Question

The sum of 100 terms of the series $0.9 + 0.09 + 0.009$ will be?
A. $1 - {\left( {\dfrac{1}{{10}}} \right)^{100}}$
B. $1 + {\left( {\dfrac{1}{{10}}} \right)^{106}}$
C. $1 - {\left( {\dfrac{1}{{10}}} \right)^{106}}$
D. $1 + {\left( {\dfrac{1}{{10}}} \right)^{100}}$

Answer 1

We can find the total sum of series by using progression. For this we have to observe which progression is series in whether geometric progression, arithmetic progression or harmonic progression.
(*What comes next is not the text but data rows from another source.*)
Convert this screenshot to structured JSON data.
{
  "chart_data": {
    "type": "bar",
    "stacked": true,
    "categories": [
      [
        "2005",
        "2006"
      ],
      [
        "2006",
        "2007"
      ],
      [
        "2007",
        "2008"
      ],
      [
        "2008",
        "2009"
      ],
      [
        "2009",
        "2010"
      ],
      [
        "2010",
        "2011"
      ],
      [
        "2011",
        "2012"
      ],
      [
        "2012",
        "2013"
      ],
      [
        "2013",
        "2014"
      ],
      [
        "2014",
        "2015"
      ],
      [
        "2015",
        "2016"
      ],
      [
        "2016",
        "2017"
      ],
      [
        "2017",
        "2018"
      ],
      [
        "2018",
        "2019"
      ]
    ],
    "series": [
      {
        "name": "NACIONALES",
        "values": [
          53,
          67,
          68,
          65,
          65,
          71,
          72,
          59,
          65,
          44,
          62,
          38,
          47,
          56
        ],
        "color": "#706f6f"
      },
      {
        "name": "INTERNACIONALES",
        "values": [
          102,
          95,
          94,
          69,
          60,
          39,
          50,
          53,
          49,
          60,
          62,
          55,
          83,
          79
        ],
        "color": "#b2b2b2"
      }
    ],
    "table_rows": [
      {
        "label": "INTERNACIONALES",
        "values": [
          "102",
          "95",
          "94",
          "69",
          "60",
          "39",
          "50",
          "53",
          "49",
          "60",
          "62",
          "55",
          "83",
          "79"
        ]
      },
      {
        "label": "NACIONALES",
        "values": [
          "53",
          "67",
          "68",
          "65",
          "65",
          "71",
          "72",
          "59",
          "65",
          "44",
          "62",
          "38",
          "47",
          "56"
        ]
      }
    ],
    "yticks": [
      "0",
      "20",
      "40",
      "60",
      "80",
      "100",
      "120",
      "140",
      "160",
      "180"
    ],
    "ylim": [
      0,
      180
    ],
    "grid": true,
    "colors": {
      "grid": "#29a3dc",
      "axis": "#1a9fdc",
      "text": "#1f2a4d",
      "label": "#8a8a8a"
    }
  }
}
And when we find that then we will apply the sum formula to find the sum of 100 terms of a given series.

Complete step-by-step answer:
First of all we will write the given equation in fraction.
$\Rightarrow 0.9 + 0.09 + 0.009$
$\Rightarrow \dfrac{9}{{10}} + \dfrac{9}{{100}} + \dfrac{9}{{1000}}$ As we can see that terms in the series are increasing with the factor of $\dfrac{1}{{10}}$ so we can say that this series is of geometric progression.
The general formula of geometric progression is $a,a{r^2},a{r^3}$ and so on. Here $'a'$ is first term and $'r'$ is the common ratio.
${n^{th}}$ Term of geometric progression is given by ${a_n} = a{r^{n - 1}}$
Common ratio ${r_n} = \dfrac{{{a_n}}}{{{a_{n - 1}}}}$
Sum of first n terms of G.P is given by ${S_n} = \dfrac{{{a_1}(1 - {r^n})}}{{1 - r}}$
Now we will find common ratio,
$\Rightarrow {r_n} = \dfrac{{{a_2}}}{{{a_1}}} = \dfrac{{9/100}}{{9/10}}$
$\Rightarrow {r_n} = \dfrac{1}{{10}} = 0.1$
Now we will find sum of 100 terms by applying formula ${S_n} = \dfrac{{{a_1}(1 - {r^n})}}{{1 - r}}$
$\Rightarrow {S_{100}} = \dfrac{{0.9(1 - {{0.1}^{100}})}}{{1 - 0.1}}$
$\Rightarrow {S_{100}} = \dfrac{{0.9(1 - {{0.1}^{100}})}}{{0.9}}$
Now we will cancel 0.9 from the numerator and denominator.
$\Rightarrow {S_{100}} = 1 - {\left( {\dfrac{1}{{10}}} \right)^{100}}$
Therefore sum of 100 terms of the series $0.9 + 0.09 + 0.009$ is $1 - {\left( {\dfrac{1}{{10}}} \right)^{100}}$

So, the correct answer is “Option A”.

Note: Students can be confused while determining type of series whether it is a G.P, A.P or H.P so here below definition of them is being mentioned which states that arithmetic progression is a sequence of numbers such that the difference of any two successive numbers is a constant and that constant value is known as common difference, while harmonic progression is a sequence of real numbers formed by reciprocal of arithmetic progression.